When the enemy is spawned, GameState binds to the OnThreatChanged event dispatcher for that specific enemy. Then, as the threat value is incremented, GameState receives the notifications, and updates the running total of “threat” in the game. (there can be multiple enemies etc).
The process works - BUT - the code which increments the threat and calls the event dispatcher is capable of executing before the binding code in the GameState blueprint has completed. The result is that the first call to the event dispatcher is effectively unresolved/missed.
In this very specific case, the enemies have a “threat on spawn” value, lets say thats 5. When they spawn, a value of 5 is set on the enemy as its current threat, after that, its incrementing by a threat-per-second value. In testing, the initial value of 5 never makes it to the GameState.

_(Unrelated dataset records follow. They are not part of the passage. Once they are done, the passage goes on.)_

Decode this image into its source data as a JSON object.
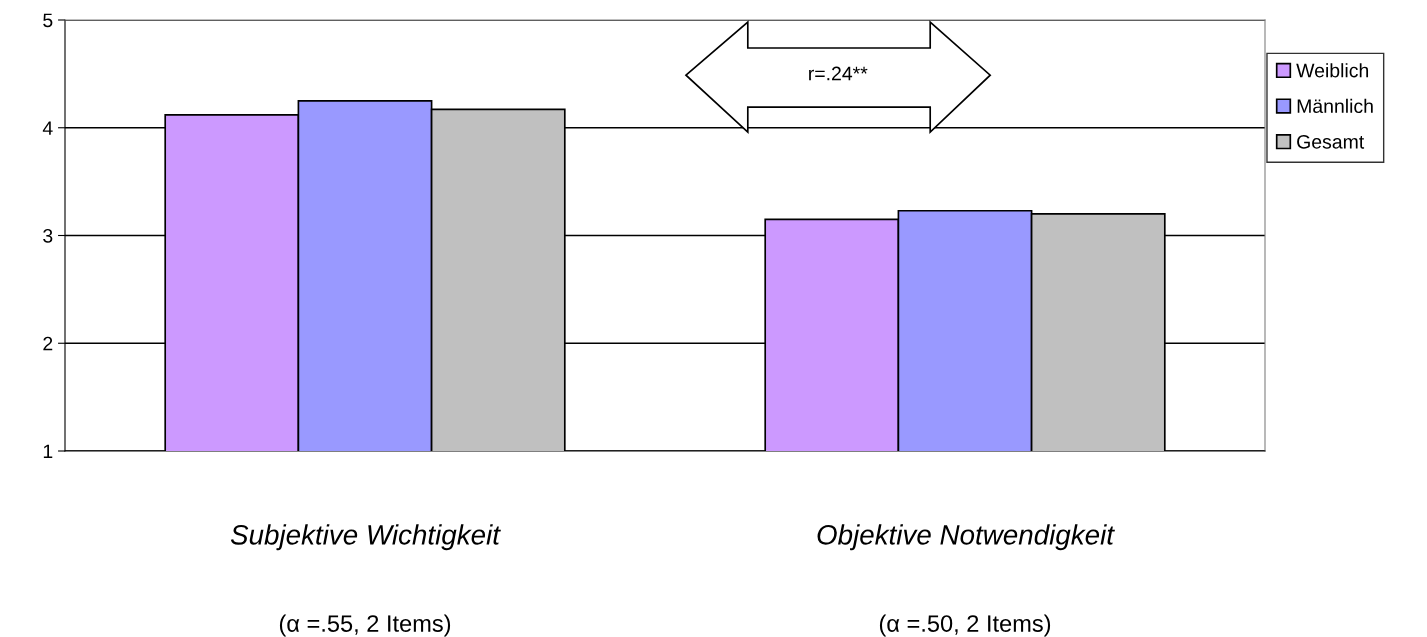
{
  "chart_data": {
    "type": "bar",
    "categories": [
      "Subjektive Wichtigkeit\n(α =.55, 2 Items)",
      "Objektive Notwendigkeit\n(α =.50, 2 Items)"
    ],
    "series": [
      {
        "name": "Weiblich",
        "color": "#cc99ff",
        "values": [
          4.12,
          3.15
        ]
      },
      {
        "name": "Männlich",
        "color": "#9999ff",
        "values": [
          4.25,
          3.23
        ]
      },
      {
        "name": "Gesamt",
        "color": "#c0c0c0",
        "values": [
          4.17,
          3.2
        ]
      }
    ],
    "ylim": [
      1,
      5
    ],
    "yticks": [
      1,
      2,
      3,
      4,
      5
    ],
    "grid": "y",
    "legend": "top right",
    "annotations": [
      "r=.24**"
    ]
  }
}
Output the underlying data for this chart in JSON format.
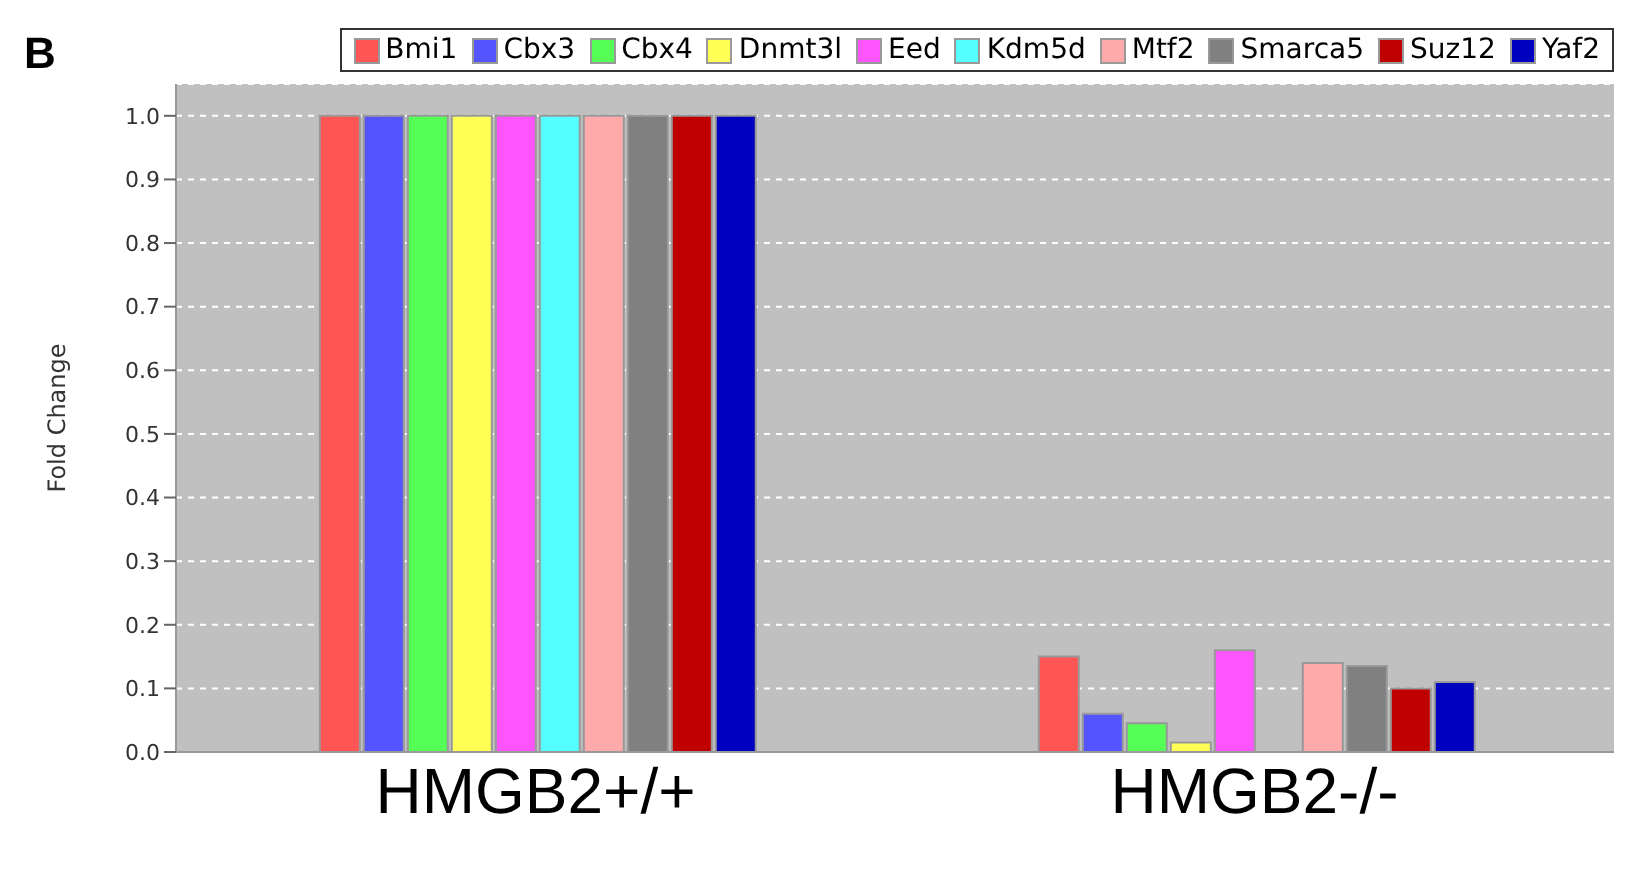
{
  "chart_data": {
    "type": "bar",
    "title": "B",
    "ylabel": "Fold Change",
    "categories": [
      "HMGB2+/+",
      "HMGB2-/-"
    ],
    "series": [
      {
        "name": "Bmi1",
        "color": "#ff5555",
        "values": [
          1.0,
          0.15
        ]
      },
      {
        "name": "Cbx3",
        "color": "#5555ff",
        "values": [
          1.0,
          0.06
        ]
      },
      {
        "name": "Cbx4",
        "color": "#55ff55",
        "values": [
          1.0,
          0.045
        ]
      },
      {
        "name": "Dnmt3l",
        "color": "#ffff55",
        "values": [
          1.0,
          0.015
        ]
      },
      {
        "name": "Eed",
        "color": "#ff55ff",
        "values": [
          1.0,
          0.16
        ]
      },
      {
        "name": "Kdm5d",
        "color": "#55ffff",
        "values": [
          1.0,
          null
        ]
      },
      {
        "name": "Mtf2",
        "color": "#ffaaaa",
        "values": [
          1.0,
          0.14
        ]
      },
      {
        "name": "Smarca5",
        "color": "#808080",
        "values": [
          1.0,
          0.135
        ]
      },
      {
        "name": "Suz12",
        "color": "#c00000",
        "values": [
          1.0,
          0.1
        ]
      },
      {
        "name": "Yaf2",
        "color": "#0000c0",
        "values": [
          1.0,
          0.11
        ]
      }
    ],
    "ylim": [
      0,
      1.05
    ],
    "yticks": [
      {
        "value": 0,
        "label": "0.0"
      },
      0.1,
      0.2,
      0.3,
      0.4,
      0.5,
      0.6,
      0.7,
      0.8,
      0.9,
      {
        "value": 1,
        "label": "1.0"
      }
    ],
    "grid": "y",
    "legend": "top right"
  }
}
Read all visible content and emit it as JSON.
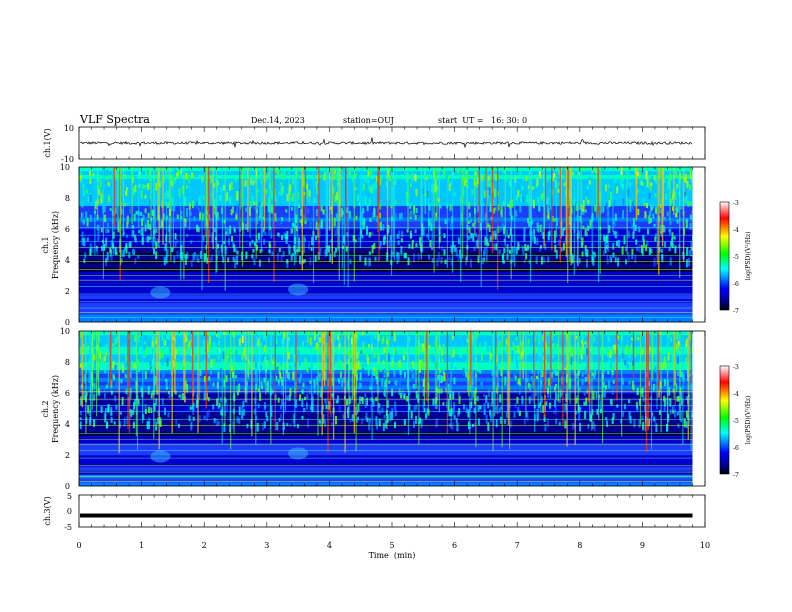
{
  "header": {
    "title": "VLF Spectra",
    "date": "Dec.14, 2023",
    "station": "station=OUJ",
    "start": "start  UT =   16: 30: 0"
  },
  "colorbar": {
    "label": "log(PSD)(V²/Hz)",
    "ticks": [
      "-3",
      "-4",
      "-5",
      "-6",
      "-7"
    ],
    "colors": [
      "#ffffff",
      "#ff0000",
      "#ffff00",
      "#00ff00",
      "#00ffff",
      "#0000ff",
      "#000080",
      "#000000"
    ]
  },
  "chart_data": [
    {
      "type": "line",
      "ylabel": "ch.1(V)",
      "yticks": [
        "10",
        "-10"
      ],
      "ylim": [
        -10,
        10
      ],
      "x_range": [
        0,
        9.8
      ],
      "baseline": 0,
      "description": "noisy waveform near 0 V"
    },
    {
      "type": "heatmap",
      "panel_label": "ch.1",
      "ylabel": "Frequency  (kHz)",
      "yticks": [
        "0",
        "2",
        "4",
        "6",
        "8",
        "10"
      ],
      "ylim": [
        0,
        10
      ],
      "xlim": [
        0,
        9.8
      ],
      "z_range": [
        -7,
        -3
      ]
    },
    {
      "type": "heatmap",
      "panel_label": "ch.2",
      "ylabel": "Frequency  (kHz)",
      "yticks": [
        "0",
        "2",
        "4",
        "6",
        "8",
        "10"
      ],
      "ylim": [
        0,
        10
      ],
      "xlim": [
        0,
        9.8
      ],
      "z_range": [
        -7,
        -3
      ]
    },
    {
      "type": "line",
      "ylabel": "ch.3(V)",
      "yticks": [
        "5",
        "0",
        "-5"
      ],
      "ylim": [
        -5,
        5
      ],
      "x_range": [
        0,
        9.8
      ],
      "constant": -1.4,
      "description": "thick constant line"
    }
  ],
  "xaxis": {
    "label": "Time  (min)",
    "ticks": [
      "0",
      "1",
      "2",
      "3",
      "4",
      "5",
      "6",
      "7",
      "8",
      "9",
      "10"
    ],
    "xlim": [
      0,
      10
    ]
  }
}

If I pop a Delay node in to the enemy blueprint, with a value of 0.2, this seems to buy just enough time for the binding to complete - but I find this incredibly icky. Its such an arbitary guess at a number and could be influenced by other things, which would still result in the same failure. The obvious resolution would be to have the binding code report that it is complete, before any further actions are taken on the enemy. But in order to do that, the enemy would then need to bind to an event on GameState, which I don’t really like, as I’m trying to reduce how many “things” know about other “things”, so that they can all just do their jobs independently.
Has anyone else run into a similar issue, and if so, how did you go about resolving it?